Managing the Meniscus (Part 1)

By Mark Lueck, DC, PT, DPT

While chiropractic care is most frequently associated with treatment of the neck or back, as chiropractors continue to enhance their skills with extremity manipulation, therapeutic exercise, elastic therapeutic taping, and soft-tissue techniques such as Graston and ART, they can expect to see more patients with extremity injuries.

Those who specialize in sports chiropractic can also be expected to routinely encounter extremity injuries. Therefore, it is important to remain up-to-date with the most current knowledge of extremity injuries, including knee injuries. In this article and the next, let's focus on the epidemiology, anatomy, diagnosis, surgical treatment, and conservative management of knee meniscus injuries.

The incidence of knee meniscus injuries is 60-70 per 100,000, with a male:female ratio of 2.5-4:1.1 Although meniscus injuries are commonly sustained by athletes, the majority of meniscus lesions actually do not occur from sports injuries.
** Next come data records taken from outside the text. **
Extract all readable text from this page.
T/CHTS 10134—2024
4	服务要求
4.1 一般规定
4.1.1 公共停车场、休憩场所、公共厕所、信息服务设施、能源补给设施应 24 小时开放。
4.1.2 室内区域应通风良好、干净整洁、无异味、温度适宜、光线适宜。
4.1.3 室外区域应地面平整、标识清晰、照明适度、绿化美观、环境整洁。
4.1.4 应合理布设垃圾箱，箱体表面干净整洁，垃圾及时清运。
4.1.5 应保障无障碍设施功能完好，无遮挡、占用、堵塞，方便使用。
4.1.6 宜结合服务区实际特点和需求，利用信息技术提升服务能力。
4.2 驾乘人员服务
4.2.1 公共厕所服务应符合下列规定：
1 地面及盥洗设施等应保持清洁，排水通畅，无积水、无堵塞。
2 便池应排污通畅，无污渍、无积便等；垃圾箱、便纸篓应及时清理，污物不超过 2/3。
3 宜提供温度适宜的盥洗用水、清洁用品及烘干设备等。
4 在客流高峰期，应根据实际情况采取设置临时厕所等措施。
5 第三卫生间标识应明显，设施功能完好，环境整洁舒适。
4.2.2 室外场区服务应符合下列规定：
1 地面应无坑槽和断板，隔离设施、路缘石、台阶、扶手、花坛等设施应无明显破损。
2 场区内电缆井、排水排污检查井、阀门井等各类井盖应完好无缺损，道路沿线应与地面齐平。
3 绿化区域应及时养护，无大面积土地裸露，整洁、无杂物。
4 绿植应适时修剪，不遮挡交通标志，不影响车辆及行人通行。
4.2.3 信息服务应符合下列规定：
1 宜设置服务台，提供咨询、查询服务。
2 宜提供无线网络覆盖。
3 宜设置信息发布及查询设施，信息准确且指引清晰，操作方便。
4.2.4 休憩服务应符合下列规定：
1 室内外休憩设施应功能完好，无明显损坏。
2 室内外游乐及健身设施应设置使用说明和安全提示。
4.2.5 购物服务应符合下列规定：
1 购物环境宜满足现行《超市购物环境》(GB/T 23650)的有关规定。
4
While many meniscus injuries can be treated conservatively, a subset of patients ultimately requires some type of orthopedic surgery. In fact, some have reported that partial meniscectomy surgery is the most common orthopedic surgical procedure performed.2

Setting the Anatomical Stage

The menisci are composed of semilunar cartilage with an outer aspect that is thick and convex, and an inner aspect that is thin and concave.3 Both menisci are composed of three distinct parts: an anterior horn, a body (middle zone) and a posterior horn.

meniscus - Copyright – Stock Photo / Register Mark The medial meniscus is c-shaped and attached to the MCL and joint capsule. Because of these attachments, the medial meniscus is less mobile than the lateral meniscus and thus, more prone to injury. The lateral meniscus is o-shaped and more mobile, which decreases the risk of injury.

A developmental anomaly known as a discoid meniscus can occur, which has an incidence of 3.5-5 percent.1 A discoid meniscus is more commonly seen in the lateral meniscus, is thicker, and covers more surface area than a normal meniscus. It is more susceptible to injury.

Meniscus tears occur most often in the posterior horn because of the posterior horn's decreased mobility compared to the anterior horn. The vascular supply to the menisci is from the medial and lateral geniculate arteries.3

The blood supply of the meniscus is based upon an anatomical distribution into three specific zones and is critical for healing. The outer third of the meniscus is named the red-red zone and has excellent healing potential. The middle third is named the red-white zone and has a good healing prognosis, while the inner third is named the white-white zone and has poor healing prognosis.4

After 50 years of age, the blood supply to the menisci decreases, as does the healing potential.3

Form and Function

The function of the menisci is to aid in load transmission, promote stability, aid in shock absorption, provide lubrication / nutrition to the articular cartilage, and provide proprioceptive feedback.5 Mechanoreceptors include Golgi tendon organs, Ruffini endings, and Pacinian corpuscles. They are most prevalent in the outer third of the meniscus, with the inner third having essentially no innervation.3

Meniscus proprioceptive feedback helps control muscle tone and reflex muscle coordination for knee movement. Decreased afferentation from meniscus injuries can lead to instability and an acceleration of knee joint degeneration.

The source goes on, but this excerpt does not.